As anyone who has ever ridden a bike with me (or has been reading this fledgling column) will know, I am a man who appreciates a good mid-ride café stop.
Here in Lancaster, it just so happens that we are blessed with any number of top-notch establishments dishing out coffee, cake, flap-jack and the rest; all good fuel for the ride.
Being something of an expert in this area, I’ve noticed that most café stops have two things in common.
Firstly, no matter how much you needed the calories and the refreshment when you stopped, when you climb back on the bike after half an hour in some cosy corner you will fall victim to the dreaded ‘café legs’, and find yourself weak ~ as a kitten and stiff as a board.
Secondly, there appears to be some ancient law in place which stipulates that any café likely to be frequented by the humble cyclist should be located at the bottom of a hill; the steeper and more torturous the better.
And so, having indulged yourself, you are hit with the double whammy of café legs and an immediate need for strenuous effort to drag yourself back up the hill, causing you to briefly regret stopping in the first place - if you’d given it a miss and just kept pedalling, you’d be half way home by now. This peculiar geographical law does have its benefits though.

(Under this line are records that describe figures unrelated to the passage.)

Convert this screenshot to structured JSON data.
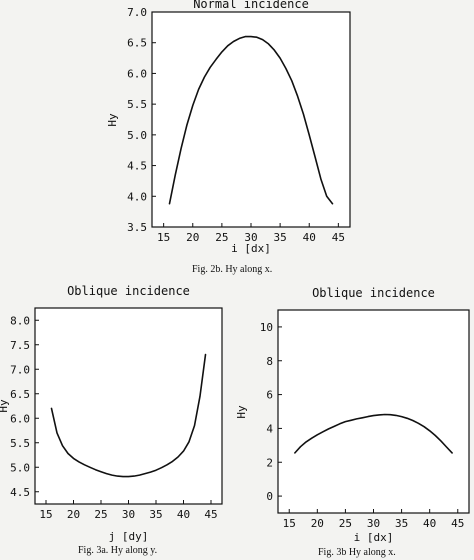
{
  "chart_data": [
    {
      "type": "line",
      "title": "Normal incidence",
      "xlabel": "i [dx]",
      "ylabel": "Hy",
      "caption": "Fig. 2b.  Hy along x.",
      "xlim": [
        13,
        47
      ],
      "ylim": [
        3.5,
        7.0
      ],
      "xticks": [
        15,
        20,
        25,
        30,
        35,
        40,
        45
      ],
      "yticks": [
        3.5,
        4.0,
        4.5,
        5.0,
        5.5,
        6.0,
        6.5,
        7.0
      ],
      "grid": false,
      "series": [
        {
          "x": [
            16,
            17,
            18,
            19,
            20,
            21,
            22,
            23,
            24,
            25,
            26,
            27,
            28,
            29,
            30,
            31,
            32,
            33,
            34,
            35,
            36,
            37,
            38,
            39,
            40,
            41,
            42,
            43,
            44
          ],
          "y": [
            3.88,
            4.35,
            4.78,
            5.16,
            5.48,
            5.74,
            5.94,
            6.1,
            6.23,
            6.35,
            6.45,
            6.52,
            6.57,
            6.6,
            6.6,
            6.59,
            6.55,
            6.48,
            6.38,
            6.25,
            6.08,
            5.88,
            5.63,
            5.34,
            5.0,
            4.64,
            4.28,
            4.0,
            3.88
          ]
        }
      ]
    },
    {
      "type": "line",
      "title": "Oblique incidence",
      "xlabel": "j [dy]",
      "ylabel": "Hy",
      "caption": "Fig. 3a.  Hy along y.",
      "xlim": [
        13,
        47
      ],
      "ylim": [
        4.25,
        8.25
      ],
      "xticks": [
        15,
        20,
        25,
        30,
        35,
        40,
        45
      ],
      "yticks": [
        4.5,
        5.0,
        5.5,
        6.0,
        6.5,
        7.0,
        7.5,
        8.0
      ],
      "grid": false,
      "series": [
        {
          "x": [
            16,
            17,
            18,
            19,
            20,
            21,
            22,
            23,
            24,
            25,
            26,
            27,
            28,
            29,
            30,
            31,
            32,
            33,
            34,
            35,
            36,
            37,
            38,
            39,
            40,
            41,
            42,
            43,
            44
          ],
          "y": [
            6.2,
            5.7,
            5.44,
            5.28,
            5.18,
            5.11,
            5.05,
            5.0,
            4.95,
            4.91,
            4.87,
            4.84,
            4.82,
            4.81,
            4.81,
            4.82,
            4.84,
            4.87,
            4.9,
            4.94,
            4.99,
            5.05,
            5.12,
            5.21,
            5.33,
            5.52,
            5.85,
            6.45,
            7.3
          ]
        }
      ]
    },
    {
      "type": "line",
      "title": "Oblique incidence",
      "xlabel": "i [dx]",
      "ylabel": "Hy",
      "caption": "Fig. 3b   Hy along x.",
      "xlim": [
        13,
        47
      ],
      "ylim": [
        -1,
        11
      ],
      "xticks": [
        15,
        20,
        25,
        30,
        35,
        40,
        45
      ],
      "yticks": [
        0,
        2,
        4,
        6,
        8,
        10
      ],
      "grid": false,
      "series": [
        {
          "x": [
            16,
            17,
            18,
            19,
            20,
            21,
            22,
            23,
            24,
            25,
            26,
            27,
            28,
            29,
            30,
            31,
            32,
            33,
            34,
            35,
            36,
            37,
            38,
            39,
            40,
            41,
            42,
            43,
            44
          ],
          "y": [
            2.55,
            2.92,
            3.2,
            3.42,
            3.62,
            3.8,
            3.97,
            4.12,
            4.27,
            4.4,
            4.48,
            4.56,
            4.63,
            4.7,
            4.76,
            4.8,
            4.82,
            4.81,
            4.77,
            4.7,
            4.6,
            4.47,
            4.3,
            4.1,
            3.86,
            3.58,
            3.26,
            2.9,
            2.55
          ]
        }
      ]
    }
  ]
}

Should you ever find yourself on unfamiliar roads, where you know there is a café somewhere nearby but you don’t know exactly where, simply find the nearest hill, ride down it, and voila, that’s where the café will be.
In fact, any of you budding entrepreneurs out there who are thinking of setting up the ultimate cyclist’s café, there’s the perfect name for your establishment: ‘the café at the bottom of the hill’.
Of course there are exceptions to this café-at-the-bottom-of-the-hill theory, but they just prove the rule.
If you discover one of these exceptions by riding down a hill to find there is no café, I can only apologise.
You are now at the bottom of a hill, and you are still hungry and thirsty.
But at least you haven’t got café legs.